Postais das Selvagens


1 - Das Selvagens...


Das selvagens ouvira eu falar muito pouco. Fronteira sul da nação, chamam-lhe os garbosos militares da aviação, que por lá eregeram uma placa comemorativa num tom que soará talvez a melancolia pelos tempos do império ultramarino.
Sabia delas a posição, desenhada nos mapas entre a Madeira e as Canárias, mais perto de Tenerife que de terras lusas, confirmando a sua função de posto avançado da pátria de Camões contra a coroa espanhola. Sentia-lhes também o sabor do nome, selvagens como os nativos de selvas distantes. Soa a nome de terra agreste e inóspita onde o planeta recebe com maus olhos a visita do homem. Lembra também outras tantas palavras rudes, essoutras que o dicionário associa a selvagem, coisas como silvestre, bravio, inabitado, inculto, não civilizado, ermo, maninho, até mesmo malvado. Não me lembram porém a selvajaria, essa que é bem mais comum nos domínios do homem civilizado do que nas terras dos selvagens.

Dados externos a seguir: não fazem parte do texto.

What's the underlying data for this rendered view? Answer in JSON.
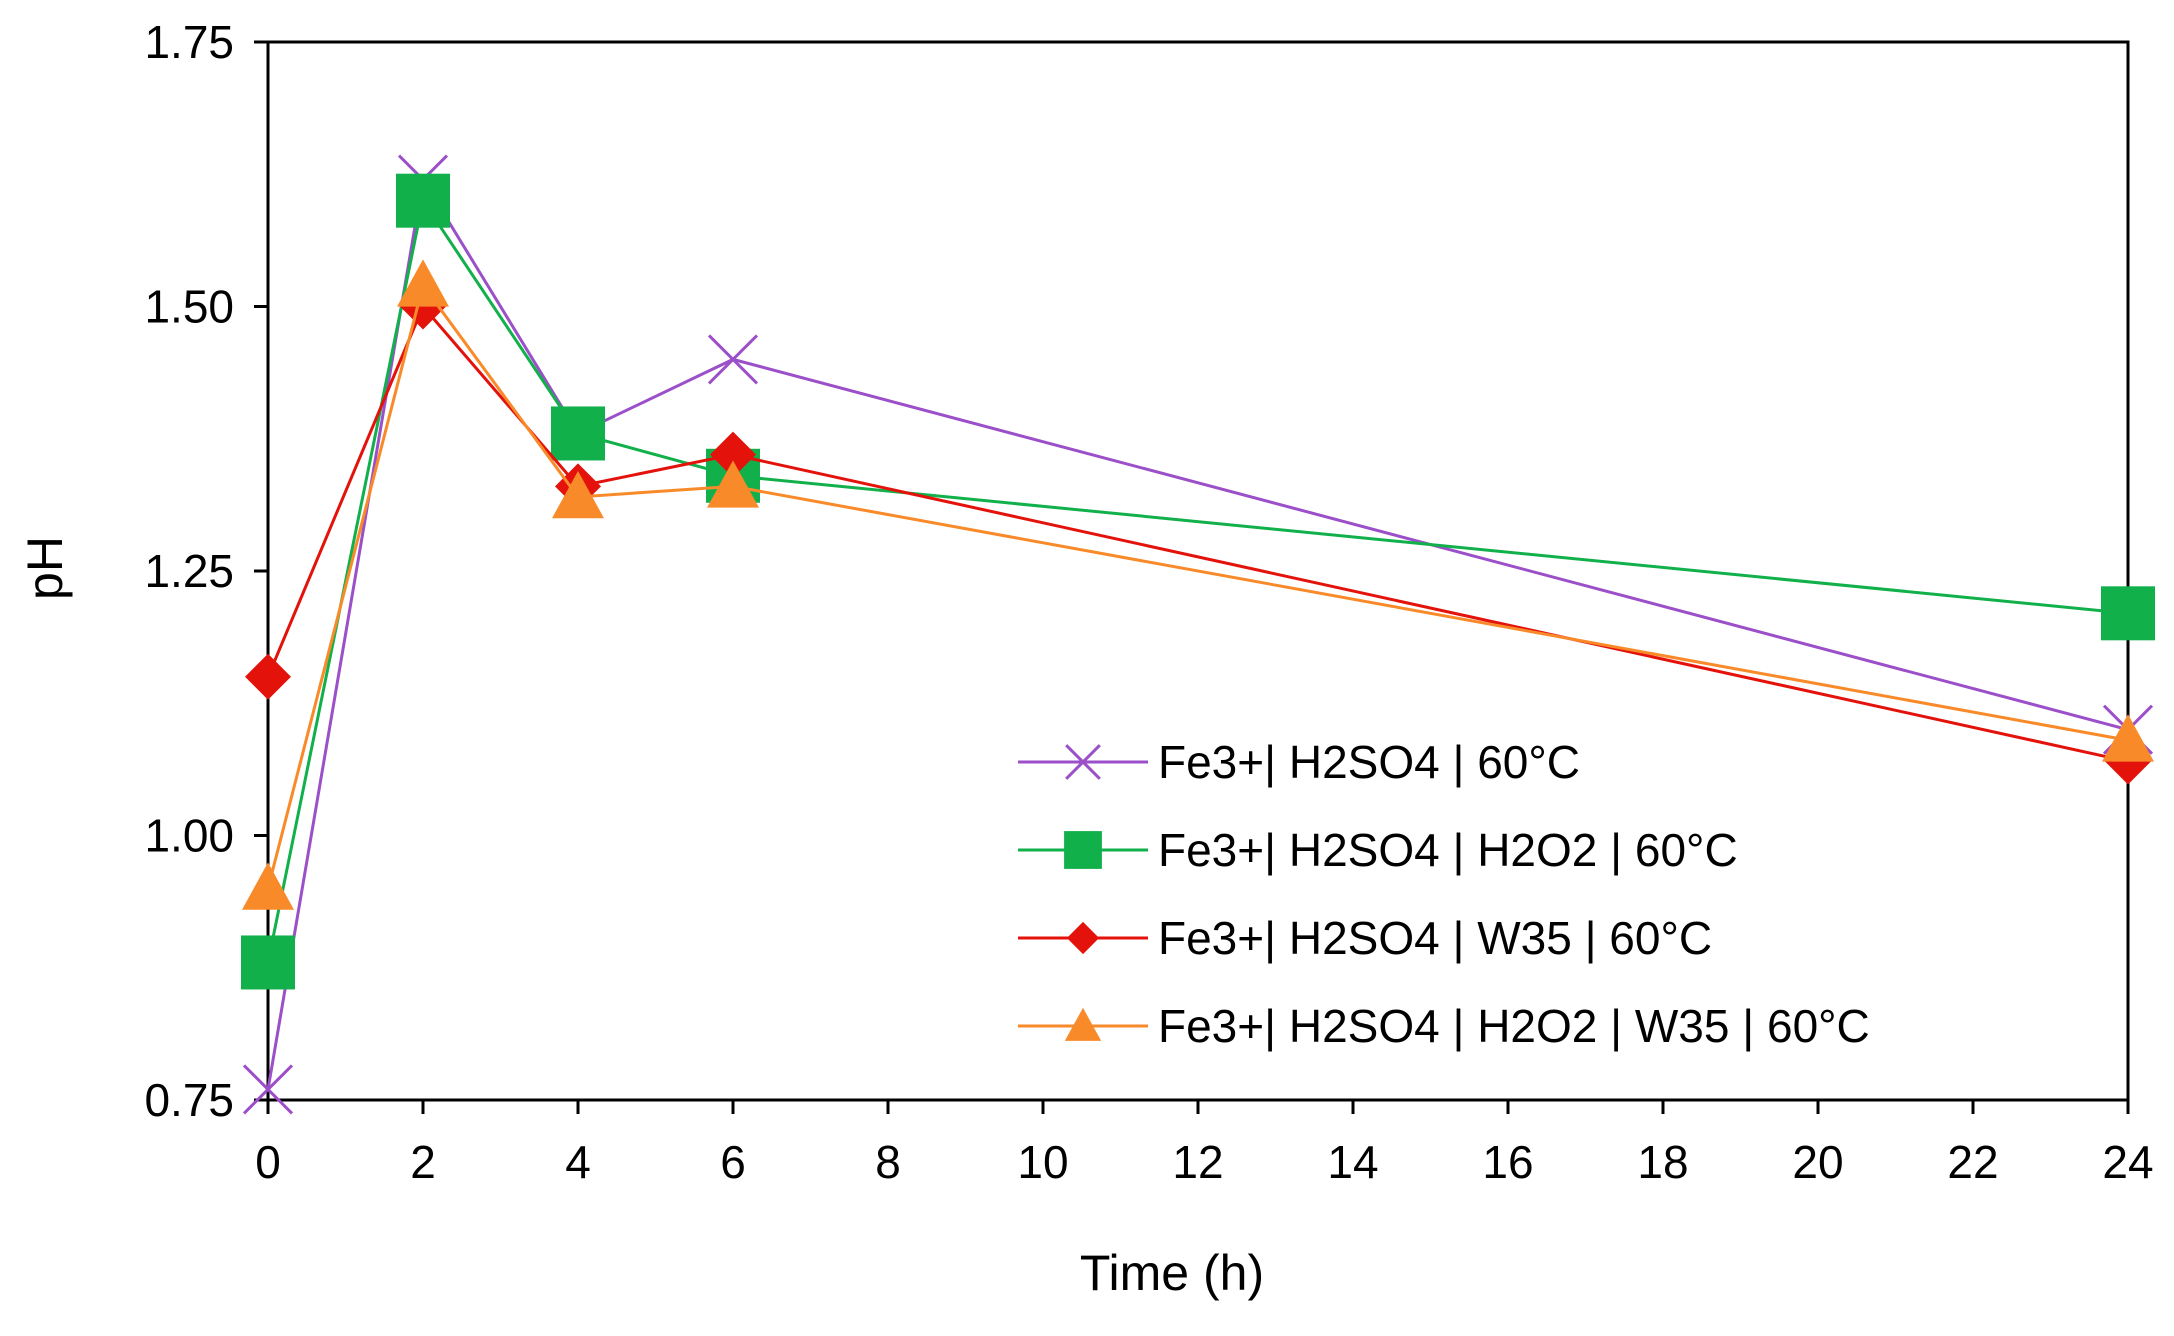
{
  "chart_data": {
    "type": "line",
    "title": "",
    "xlabel": "Time (h)",
    "ylabel": "pH",
    "xlim": [
      0,
      24
    ],
    "ylim": [
      0.75,
      1.75
    ],
    "x_ticks": [
      0,
      2,
      4,
      6,
      8,
      10,
      12,
      14,
      16,
      18,
      20,
      22,
      24
    ],
    "x_tick_labels": [
      "0",
      "2",
      "4",
      "6",
      "8",
      "10",
      "12",
      "14",
      "16",
      "18",
      "20",
      "22",
      "24"
    ],
    "y_ticks": [
      0.75,
      1.0,
      1.25,
      1.5,
      1.75
    ],
    "y_tick_labels": [
      "0.75",
      "1.00",
      "1.25",
      "1.50",
      "1.75"
    ],
    "grid": false,
    "legend_position": "bottom-right",
    "x": [
      0,
      2,
      4,
      6,
      24
    ],
    "series": [
      {
        "name": "Fe3+| H2SO4 | 60°C",
        "values": [
          0.76,
          1.62,
          1.38,
          1.45,
          1.1
        ],
        "color": "#9b4fc8",
        "marker": "x"
      },
      {
        "name": "Fe3+| H2SO4 | H2O2 | 60°C",
        "values": [
          0.88,
          1.6,
          1.38,
          1.34,
          1.21
        ],
        "color": "#11b04b",
        "marker": "square"
      },
      {
        "name": "Fe3+| H2SO4 | W35 | 60°C",
        "values": [
          1.15,
          1.5,
          1.33,
          1.36,
          1.07
        ],
        "color": "#e3120b",
        "marker": "diamond"
      },
      {
        "name": "Fe3+| H2SO4 | H2O2 | W35 | 60°C",
        "values": [
          0.95,
          1.52,
          1.32,
          1.33,
          1.09
        ],
        "color": "#f98a2a",
        "marker": "triangle"
      }
    ]
  }
}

Sabia serem pequenas ilhas, que talvez corações menos orgulhosos de outras pátrias tivessem chamado ilhéus. A maior, tão doutamente nomeada Selvagem Grande, é como que um pentágono de arestas mais ou menos erodidas que mal chegam aos dois quilómetros de extensão. A menor, sem grandes surpresas chamada Selvagem Pequena, é mais alongada e as suas poucas centenas de metros mal se erguem sobre as águas do oceano, de tal formas que se diz duplicar de tamanho durante a baixa-mar. Existem ainda vários ilhéus menores, atrevo-me a dizer ainda menores, com nomes como o Palheiro de Mar e o Palheiro de Terra, junto à Selvagem Grande, e o Ilhéu Grande, o Ilhéu Pequeno, o Ilhéu Redondo, o Ilhéu Comprido, os Ilhéus do Norte, o Ilhéu Alto, o Ilhéu do Sul e o Ilhéu de Fora, todos junto à Selvagem Pequena, sendo que a ponta sul do Ilhéu de Fora é oficialmente o ponto mais a sul de Portugal, cruzando por poucos metros o paralelo dos 30º Norte. Para além destes, existem ainda vários pequenos baixios e escolhos pouco convidativos para marinheiros distraídos.
Conhecia sobretudo o valor destas ilhas enquanto colónias de aves marinhas, como a cagarra que aqui tem a maior colónia do mundo com mais de 30.000 casais, a alma-negra, o calcamar, o roquinho e o pintaínho, tendo sido este o motivo que me levou, ou antes me permitiu, visitar estes pedaços remotos de Portugal.